Afghanistan: UN Expert on Violence Against Women Meets With Female Prisoners
New York, Jul 14 2005 12:00PM
The United Nations expert on violence against women, on a 10-day fact-finding mission to Afghanistan, has interviewed
female prisoners in Kabul and Kandahar, the two largest cities in a country where women’s rights were seriously
restricted under the Taliban regime ousted four years ago.
The Special Rapporteur of the UN Commission on Human Rights on Violence against Women, its Causes and Consequences,
Yakin Ertürk, has also met with the Kandahar Afghan Independent Human Rights Commission, the Chief Judge of the Court of
Appeal and the Public Prosecutor, the UN Assistance Mission in Afghanistan (UNAMA) said today.
In Kandahar, Ms. Ertürk also attended a joint UNAMA-Ministry of Women’s Affairs capacity-building workshop covering all
the provinces in the south and west of Afghanistan.
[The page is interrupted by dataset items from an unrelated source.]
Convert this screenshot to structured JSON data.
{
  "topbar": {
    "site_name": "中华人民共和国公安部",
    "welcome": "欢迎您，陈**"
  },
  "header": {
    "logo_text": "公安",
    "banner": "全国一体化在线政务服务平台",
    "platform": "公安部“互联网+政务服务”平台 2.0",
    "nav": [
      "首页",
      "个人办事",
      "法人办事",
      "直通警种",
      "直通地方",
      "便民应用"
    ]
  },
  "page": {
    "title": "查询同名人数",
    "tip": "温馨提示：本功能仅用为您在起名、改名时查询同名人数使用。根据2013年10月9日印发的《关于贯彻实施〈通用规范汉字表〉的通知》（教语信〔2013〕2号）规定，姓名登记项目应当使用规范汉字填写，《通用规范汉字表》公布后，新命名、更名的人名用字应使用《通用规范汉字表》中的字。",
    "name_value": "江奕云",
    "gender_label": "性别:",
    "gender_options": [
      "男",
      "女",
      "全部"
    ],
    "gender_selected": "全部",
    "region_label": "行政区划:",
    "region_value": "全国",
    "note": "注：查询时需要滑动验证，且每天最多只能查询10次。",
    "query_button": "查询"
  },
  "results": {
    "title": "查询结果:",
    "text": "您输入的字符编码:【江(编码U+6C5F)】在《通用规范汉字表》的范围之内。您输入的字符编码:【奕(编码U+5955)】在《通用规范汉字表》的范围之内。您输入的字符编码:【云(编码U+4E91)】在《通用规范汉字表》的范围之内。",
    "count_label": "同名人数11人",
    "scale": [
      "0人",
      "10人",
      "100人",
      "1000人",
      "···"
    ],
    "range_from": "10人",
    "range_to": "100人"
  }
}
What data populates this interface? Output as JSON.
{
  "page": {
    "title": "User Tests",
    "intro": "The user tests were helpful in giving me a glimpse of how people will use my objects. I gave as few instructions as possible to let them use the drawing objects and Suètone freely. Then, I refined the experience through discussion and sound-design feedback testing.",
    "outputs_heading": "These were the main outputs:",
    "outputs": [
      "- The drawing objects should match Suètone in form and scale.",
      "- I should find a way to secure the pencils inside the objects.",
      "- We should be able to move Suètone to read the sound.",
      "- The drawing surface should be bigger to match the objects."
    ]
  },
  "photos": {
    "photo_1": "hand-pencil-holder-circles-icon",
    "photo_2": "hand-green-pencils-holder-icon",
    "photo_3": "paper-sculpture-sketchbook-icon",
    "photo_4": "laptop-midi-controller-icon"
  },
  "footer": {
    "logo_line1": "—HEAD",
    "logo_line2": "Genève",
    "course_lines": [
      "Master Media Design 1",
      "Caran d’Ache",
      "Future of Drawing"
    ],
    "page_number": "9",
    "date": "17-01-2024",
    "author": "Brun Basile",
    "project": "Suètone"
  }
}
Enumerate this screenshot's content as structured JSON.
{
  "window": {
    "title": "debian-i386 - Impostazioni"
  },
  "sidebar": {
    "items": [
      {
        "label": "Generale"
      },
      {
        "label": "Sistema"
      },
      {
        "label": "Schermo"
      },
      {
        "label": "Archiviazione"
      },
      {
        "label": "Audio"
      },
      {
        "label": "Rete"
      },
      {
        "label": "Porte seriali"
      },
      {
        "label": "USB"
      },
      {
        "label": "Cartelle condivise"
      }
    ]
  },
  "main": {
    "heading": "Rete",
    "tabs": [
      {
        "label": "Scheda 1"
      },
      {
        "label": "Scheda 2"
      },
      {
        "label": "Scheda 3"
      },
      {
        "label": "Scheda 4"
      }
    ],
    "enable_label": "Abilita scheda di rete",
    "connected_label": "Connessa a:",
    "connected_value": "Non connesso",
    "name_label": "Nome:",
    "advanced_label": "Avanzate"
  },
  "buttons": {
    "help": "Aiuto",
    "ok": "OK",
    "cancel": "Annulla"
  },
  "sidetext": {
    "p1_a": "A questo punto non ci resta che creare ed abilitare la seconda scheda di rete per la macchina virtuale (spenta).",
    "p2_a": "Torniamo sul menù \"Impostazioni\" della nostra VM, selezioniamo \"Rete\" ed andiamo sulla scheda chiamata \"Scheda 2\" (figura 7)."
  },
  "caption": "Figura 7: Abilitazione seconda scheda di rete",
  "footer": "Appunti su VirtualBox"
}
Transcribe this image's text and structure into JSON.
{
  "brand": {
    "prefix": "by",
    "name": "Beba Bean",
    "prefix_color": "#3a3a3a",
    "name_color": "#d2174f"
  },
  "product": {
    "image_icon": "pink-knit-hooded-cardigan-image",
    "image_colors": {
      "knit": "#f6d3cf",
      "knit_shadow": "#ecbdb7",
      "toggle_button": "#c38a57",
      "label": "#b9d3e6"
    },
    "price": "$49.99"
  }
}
In a report to the UN Economic and Social Council's (ECOSOC) Commission on the Status of Women (CSW) earlier this year,
Secretary-General Kofi Annan noted that Afghan women had made “historic gains” since the fall of the Taliban regime, but
their participation in public life was circumscribed by the continuing lack of security, and reformers had to take care
not to stir up the traditional hostility to women's advancement.